Sanitaire ICEAS in Portage, PA

Sept. 14, 2020

Advanced technologies stop plant bypasses.

The city of Portage is a former borough within Portage Township in Cambria County, Pennsylvania. Before a $10.2 million upgrade, the Portage Area Sewer Authority was operating in a facility built in 1972.

Project Background

The original plant utilized the contact stabilization activated sludge process (CSASP). The initial construction produced a footprint that included two aeration tanks with individual clarifiers, digesters and pumps. Also included were a bar screen, grinders and a pump station to accept collection system flows. Some of this original structure dated back to the 1940’s.

The plant effluent is received by the Little Conemaugh River that flows through scenic mountainous areas and watersheds that were environmentally degraded over the years by drainage from abandoned coal mine operations and other pollution.

Added peak capacity was a primary goal of the project to correct hydraulic limitations that previously required repeated bypasses during heavy rainfall events.

Solution

The original process was replaced by an integrated Xylem wastewater treatment system featuring the Sanitaire brand ICEASNDNP (Intermittent Cycle Extended Aeration System with the Nitrification/Denitrification/Phosphorous Process feature) for secondary treatment and nutrient removal.

The two basins for the ICEAS-NDNP system have Sanitaire Silver Series II fine-bubble diffused aeration with a total of 1,036 diffusers per basin served by shared 75-HP rotary blowers, a Flygt 140-GPM waste sludge pump and two submersible Flygt mixers.

A high level of automation and plant optimization is achieved from the Sanitaire supervisory control and data acquisition (SCADA) system.

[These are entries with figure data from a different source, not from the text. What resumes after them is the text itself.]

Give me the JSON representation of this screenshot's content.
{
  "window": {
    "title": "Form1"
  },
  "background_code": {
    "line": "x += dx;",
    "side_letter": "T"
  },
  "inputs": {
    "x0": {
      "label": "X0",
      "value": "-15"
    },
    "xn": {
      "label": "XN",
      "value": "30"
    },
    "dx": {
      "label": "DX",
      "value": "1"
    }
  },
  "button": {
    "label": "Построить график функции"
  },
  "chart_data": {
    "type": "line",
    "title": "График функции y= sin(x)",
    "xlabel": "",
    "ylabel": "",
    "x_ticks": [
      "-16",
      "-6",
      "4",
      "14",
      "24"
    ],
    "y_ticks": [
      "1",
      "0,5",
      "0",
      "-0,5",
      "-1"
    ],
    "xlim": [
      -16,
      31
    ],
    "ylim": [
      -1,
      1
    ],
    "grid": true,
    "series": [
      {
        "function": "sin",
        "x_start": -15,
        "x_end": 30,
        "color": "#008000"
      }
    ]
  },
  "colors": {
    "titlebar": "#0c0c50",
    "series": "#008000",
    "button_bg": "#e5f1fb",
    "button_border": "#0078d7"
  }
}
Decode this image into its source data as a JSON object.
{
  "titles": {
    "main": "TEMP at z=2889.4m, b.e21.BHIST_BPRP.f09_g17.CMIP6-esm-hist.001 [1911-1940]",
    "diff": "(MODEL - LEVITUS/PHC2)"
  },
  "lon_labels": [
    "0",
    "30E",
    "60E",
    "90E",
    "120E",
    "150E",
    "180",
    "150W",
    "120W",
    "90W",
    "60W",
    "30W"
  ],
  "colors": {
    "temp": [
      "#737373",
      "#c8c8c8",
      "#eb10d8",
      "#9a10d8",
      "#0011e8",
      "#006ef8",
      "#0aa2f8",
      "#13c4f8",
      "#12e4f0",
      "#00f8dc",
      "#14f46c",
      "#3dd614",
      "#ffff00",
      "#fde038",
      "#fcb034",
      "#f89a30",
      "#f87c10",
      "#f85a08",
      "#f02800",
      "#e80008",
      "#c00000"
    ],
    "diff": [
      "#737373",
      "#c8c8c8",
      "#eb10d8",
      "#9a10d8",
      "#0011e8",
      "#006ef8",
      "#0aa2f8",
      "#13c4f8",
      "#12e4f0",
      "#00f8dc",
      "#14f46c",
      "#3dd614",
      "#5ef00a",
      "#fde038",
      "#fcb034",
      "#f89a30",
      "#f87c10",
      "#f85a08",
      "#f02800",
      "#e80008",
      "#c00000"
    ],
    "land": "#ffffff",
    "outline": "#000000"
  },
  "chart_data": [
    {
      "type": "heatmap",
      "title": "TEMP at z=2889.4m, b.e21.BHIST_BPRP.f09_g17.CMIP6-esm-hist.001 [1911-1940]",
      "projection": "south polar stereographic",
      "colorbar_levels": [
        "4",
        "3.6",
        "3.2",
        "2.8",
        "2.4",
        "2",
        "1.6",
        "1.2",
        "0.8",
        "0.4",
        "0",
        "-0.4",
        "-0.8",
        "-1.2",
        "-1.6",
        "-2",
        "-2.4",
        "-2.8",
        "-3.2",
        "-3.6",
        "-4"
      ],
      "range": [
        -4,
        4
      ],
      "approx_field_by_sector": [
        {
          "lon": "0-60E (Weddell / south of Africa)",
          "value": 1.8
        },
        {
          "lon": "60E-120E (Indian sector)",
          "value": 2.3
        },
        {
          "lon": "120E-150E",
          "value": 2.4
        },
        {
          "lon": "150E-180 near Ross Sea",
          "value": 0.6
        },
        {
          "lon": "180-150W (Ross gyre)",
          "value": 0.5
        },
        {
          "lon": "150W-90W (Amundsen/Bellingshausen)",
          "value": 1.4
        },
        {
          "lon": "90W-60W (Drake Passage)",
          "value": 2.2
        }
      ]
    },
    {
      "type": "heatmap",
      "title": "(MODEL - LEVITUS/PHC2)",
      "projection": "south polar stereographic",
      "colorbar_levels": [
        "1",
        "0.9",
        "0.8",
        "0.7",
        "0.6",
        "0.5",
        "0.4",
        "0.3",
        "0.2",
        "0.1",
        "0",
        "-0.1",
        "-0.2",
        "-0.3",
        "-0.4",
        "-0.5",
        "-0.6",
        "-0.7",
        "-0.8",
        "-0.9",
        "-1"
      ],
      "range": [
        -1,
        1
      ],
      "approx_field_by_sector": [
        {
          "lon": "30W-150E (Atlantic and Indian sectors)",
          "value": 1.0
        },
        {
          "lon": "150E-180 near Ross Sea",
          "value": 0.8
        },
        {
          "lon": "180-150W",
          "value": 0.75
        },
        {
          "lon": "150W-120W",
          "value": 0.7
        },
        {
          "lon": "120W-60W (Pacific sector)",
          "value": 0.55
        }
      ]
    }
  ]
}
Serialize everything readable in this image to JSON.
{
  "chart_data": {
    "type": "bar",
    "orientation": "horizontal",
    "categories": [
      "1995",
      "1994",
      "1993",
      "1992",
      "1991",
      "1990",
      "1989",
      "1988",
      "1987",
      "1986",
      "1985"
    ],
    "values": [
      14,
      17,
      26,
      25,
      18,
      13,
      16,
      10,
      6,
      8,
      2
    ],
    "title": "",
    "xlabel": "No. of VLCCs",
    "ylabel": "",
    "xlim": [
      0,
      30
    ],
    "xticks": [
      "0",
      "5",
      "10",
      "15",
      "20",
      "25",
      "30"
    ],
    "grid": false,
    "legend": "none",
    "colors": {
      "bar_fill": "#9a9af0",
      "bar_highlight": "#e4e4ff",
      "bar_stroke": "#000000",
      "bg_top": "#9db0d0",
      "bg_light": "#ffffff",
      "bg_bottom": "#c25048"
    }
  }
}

The SCADA includes an automated solids inventory management system (SIMS), which automates basin mixed-liquor, suspended solids and wasting. A YSI D.O. (dissolved oxygen) monitoring and control system instills automated aeration for the ICEAS basins, optimizing energy usage.

The plant’s effluent quality has been impressive and consistent, especially during the peak flows that challenged the facility in the past.

Result

The ICEAS system’s smaller footprint requirement directly translated into lower construction cost and the flexibility to customize the continuous treatment cycle to respond to variable flows. Furthermore, the Sanitaire system’s modularity will facilitate incremental expansions at the Portage plant. 

Since the ICEAS-NDNP process began operation in October 2010, the Portage plant has successfully met nutrient removal goals and has withstood and successfully processed I & I-induced surges that reached a 10-MGD peak.

Editor's Note: Scranton Gillette Communications and the SGC Water Group are not liable for the accuracy, efficacy and validity of the claims made in this piece. The views expressed in this content do not reflect the position of the editorial teams of Water & Wastes Digest, Water Quality Products and Storm Water Solutions.